ElBulli: Ferran Adrià and the Art of Food is a retrospective running at London’s Somerset House. It’s being touted as the world’s first exhibition showcasing a chef and his restaurant, and after running for a very successful year in Barcelona, elBulli will give Londonites a chance to peruse tasting menus, handwritten notes, cutlery, photos, a giant french bulldog made out of meringue (Adrià’s dog, where the name elBulli comes from), and, maybe most excitingly, the original plasticine models from the restaurant.
Much like Tokyo’s restaurants will feature wax sushi and ramen in the window to entice customers in, elBulli implements model food in its cultural servings. These inedible figurines are anything but appetizing. They look like an assortment of shiny, half-used, erasers, or maybe large, wet piles of chewing gum.
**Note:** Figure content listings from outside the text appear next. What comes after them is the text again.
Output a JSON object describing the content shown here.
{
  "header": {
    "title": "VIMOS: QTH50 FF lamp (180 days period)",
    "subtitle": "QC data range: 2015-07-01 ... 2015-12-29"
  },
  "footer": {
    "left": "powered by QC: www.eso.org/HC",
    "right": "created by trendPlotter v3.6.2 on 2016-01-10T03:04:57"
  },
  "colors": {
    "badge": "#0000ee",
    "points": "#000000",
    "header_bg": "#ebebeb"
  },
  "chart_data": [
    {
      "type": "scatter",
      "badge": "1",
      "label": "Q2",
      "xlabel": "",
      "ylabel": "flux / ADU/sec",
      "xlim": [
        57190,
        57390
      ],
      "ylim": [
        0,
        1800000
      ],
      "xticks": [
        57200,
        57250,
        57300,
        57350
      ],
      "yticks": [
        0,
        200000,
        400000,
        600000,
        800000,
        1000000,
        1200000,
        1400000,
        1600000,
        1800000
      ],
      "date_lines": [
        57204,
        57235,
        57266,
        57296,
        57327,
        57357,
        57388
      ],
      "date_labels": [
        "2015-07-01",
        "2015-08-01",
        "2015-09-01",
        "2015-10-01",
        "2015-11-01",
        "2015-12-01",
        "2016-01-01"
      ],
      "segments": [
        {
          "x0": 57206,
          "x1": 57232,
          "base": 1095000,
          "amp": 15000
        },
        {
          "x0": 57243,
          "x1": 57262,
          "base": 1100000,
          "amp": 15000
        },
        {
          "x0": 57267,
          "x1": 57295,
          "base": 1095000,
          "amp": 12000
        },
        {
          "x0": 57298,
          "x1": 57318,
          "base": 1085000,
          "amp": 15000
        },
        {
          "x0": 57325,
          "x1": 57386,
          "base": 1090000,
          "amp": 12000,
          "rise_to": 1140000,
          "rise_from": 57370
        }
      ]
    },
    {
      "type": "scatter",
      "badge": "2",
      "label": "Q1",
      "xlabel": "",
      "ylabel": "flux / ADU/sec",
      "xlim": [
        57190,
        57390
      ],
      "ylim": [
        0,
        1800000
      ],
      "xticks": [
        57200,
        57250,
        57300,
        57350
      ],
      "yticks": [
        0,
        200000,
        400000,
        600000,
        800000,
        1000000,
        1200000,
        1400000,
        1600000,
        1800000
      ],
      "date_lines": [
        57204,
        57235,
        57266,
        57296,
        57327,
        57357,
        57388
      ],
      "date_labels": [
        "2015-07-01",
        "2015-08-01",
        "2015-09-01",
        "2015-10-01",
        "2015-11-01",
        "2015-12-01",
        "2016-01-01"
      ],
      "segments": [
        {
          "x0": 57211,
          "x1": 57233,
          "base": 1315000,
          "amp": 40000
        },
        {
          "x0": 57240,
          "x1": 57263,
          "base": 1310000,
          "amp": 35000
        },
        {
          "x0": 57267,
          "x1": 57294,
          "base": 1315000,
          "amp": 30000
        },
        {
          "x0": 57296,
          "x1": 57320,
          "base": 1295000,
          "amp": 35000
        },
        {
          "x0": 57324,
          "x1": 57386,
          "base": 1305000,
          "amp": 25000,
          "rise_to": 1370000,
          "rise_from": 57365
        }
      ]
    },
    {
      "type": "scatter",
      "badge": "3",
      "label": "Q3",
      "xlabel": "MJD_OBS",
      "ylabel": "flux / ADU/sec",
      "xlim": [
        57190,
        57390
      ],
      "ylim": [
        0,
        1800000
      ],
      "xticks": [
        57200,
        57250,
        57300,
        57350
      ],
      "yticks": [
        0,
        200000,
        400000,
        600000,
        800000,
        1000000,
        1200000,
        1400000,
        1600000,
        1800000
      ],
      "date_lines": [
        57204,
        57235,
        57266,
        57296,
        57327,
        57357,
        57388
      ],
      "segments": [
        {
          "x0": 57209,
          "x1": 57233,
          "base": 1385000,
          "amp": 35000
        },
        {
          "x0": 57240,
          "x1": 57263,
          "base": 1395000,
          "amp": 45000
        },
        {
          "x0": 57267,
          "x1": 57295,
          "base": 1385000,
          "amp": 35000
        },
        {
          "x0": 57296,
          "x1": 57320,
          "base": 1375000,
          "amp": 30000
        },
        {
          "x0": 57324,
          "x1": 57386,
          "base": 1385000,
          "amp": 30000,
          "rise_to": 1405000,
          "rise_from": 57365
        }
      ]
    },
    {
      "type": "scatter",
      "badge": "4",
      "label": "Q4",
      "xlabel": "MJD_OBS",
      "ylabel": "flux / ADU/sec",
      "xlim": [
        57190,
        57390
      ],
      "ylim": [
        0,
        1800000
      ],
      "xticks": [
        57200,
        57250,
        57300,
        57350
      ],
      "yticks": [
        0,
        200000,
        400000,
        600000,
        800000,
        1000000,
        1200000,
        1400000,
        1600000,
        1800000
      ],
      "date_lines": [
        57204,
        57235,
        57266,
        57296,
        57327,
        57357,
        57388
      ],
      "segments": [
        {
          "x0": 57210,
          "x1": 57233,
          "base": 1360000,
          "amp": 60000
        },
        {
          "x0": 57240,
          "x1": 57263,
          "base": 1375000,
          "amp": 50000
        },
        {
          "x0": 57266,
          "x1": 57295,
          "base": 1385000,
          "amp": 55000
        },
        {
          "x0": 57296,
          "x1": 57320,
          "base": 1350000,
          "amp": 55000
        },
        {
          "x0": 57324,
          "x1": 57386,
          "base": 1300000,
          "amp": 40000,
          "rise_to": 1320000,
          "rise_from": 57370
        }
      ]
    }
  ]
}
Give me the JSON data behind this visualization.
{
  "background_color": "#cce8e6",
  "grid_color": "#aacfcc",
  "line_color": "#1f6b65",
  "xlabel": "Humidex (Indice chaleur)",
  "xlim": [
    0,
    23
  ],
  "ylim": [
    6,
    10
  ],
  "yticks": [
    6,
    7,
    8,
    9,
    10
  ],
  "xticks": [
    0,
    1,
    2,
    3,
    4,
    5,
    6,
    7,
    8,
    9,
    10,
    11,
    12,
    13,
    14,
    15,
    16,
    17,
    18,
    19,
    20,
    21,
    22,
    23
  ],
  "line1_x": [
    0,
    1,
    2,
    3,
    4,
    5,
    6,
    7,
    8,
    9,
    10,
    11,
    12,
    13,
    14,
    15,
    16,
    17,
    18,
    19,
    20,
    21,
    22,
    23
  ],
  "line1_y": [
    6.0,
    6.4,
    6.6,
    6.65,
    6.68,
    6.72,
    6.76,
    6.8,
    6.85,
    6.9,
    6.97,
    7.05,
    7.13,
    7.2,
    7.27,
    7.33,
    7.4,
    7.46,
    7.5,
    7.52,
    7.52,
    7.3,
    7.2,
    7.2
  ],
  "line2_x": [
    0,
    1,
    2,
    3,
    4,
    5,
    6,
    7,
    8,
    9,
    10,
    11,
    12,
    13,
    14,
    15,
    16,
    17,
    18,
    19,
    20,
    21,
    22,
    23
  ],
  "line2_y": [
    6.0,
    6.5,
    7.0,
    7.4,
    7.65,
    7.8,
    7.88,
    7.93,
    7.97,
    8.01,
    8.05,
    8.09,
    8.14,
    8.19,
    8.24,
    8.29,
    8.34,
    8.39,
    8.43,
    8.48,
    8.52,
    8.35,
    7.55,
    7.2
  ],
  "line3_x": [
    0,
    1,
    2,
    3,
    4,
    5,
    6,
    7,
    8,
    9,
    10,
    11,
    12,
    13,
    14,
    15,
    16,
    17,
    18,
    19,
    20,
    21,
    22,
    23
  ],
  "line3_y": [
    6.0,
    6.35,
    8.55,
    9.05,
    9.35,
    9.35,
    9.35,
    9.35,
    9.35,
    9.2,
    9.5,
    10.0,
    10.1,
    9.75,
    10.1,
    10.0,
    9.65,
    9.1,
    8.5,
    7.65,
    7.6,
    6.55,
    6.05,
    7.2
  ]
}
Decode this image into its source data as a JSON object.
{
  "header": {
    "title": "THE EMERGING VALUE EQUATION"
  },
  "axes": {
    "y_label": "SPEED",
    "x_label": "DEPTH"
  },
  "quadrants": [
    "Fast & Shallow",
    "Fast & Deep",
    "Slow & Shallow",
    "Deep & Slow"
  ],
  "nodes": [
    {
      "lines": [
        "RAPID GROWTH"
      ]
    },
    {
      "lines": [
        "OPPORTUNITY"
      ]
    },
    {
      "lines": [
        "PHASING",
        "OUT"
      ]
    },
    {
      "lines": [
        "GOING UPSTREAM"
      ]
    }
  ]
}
But they were quite important to the restaurant, created painstakingly in perfect size and color to serve as a rubric for a dish’s preparation and plating. That might sound silly, but when you’re juggling soy lecithin and NO2 cartridges, there’s simply no natural grounding to prepare the food art consistently.
But I must say, it is a bit heartbreaking that the exhibition lacks an edible component. Food is a particularly exciting art form specifically because, with enough resources and talent, you can duplicate it. Food can allow us to not just read about but taste and smell other times and places. Then again, unless you’re in an elBulli-caliber kitchen, it’s hard to imagine anyone* being able to feed the hungry museum masses with their famous food.
Or put differently, if elBulli were willing to re-create the experience of elBulli, Adrià should just reopen.
*That is, other than the restaurant Next, which staged an elBulli retrospective dinner for a limited-time, sold-out run.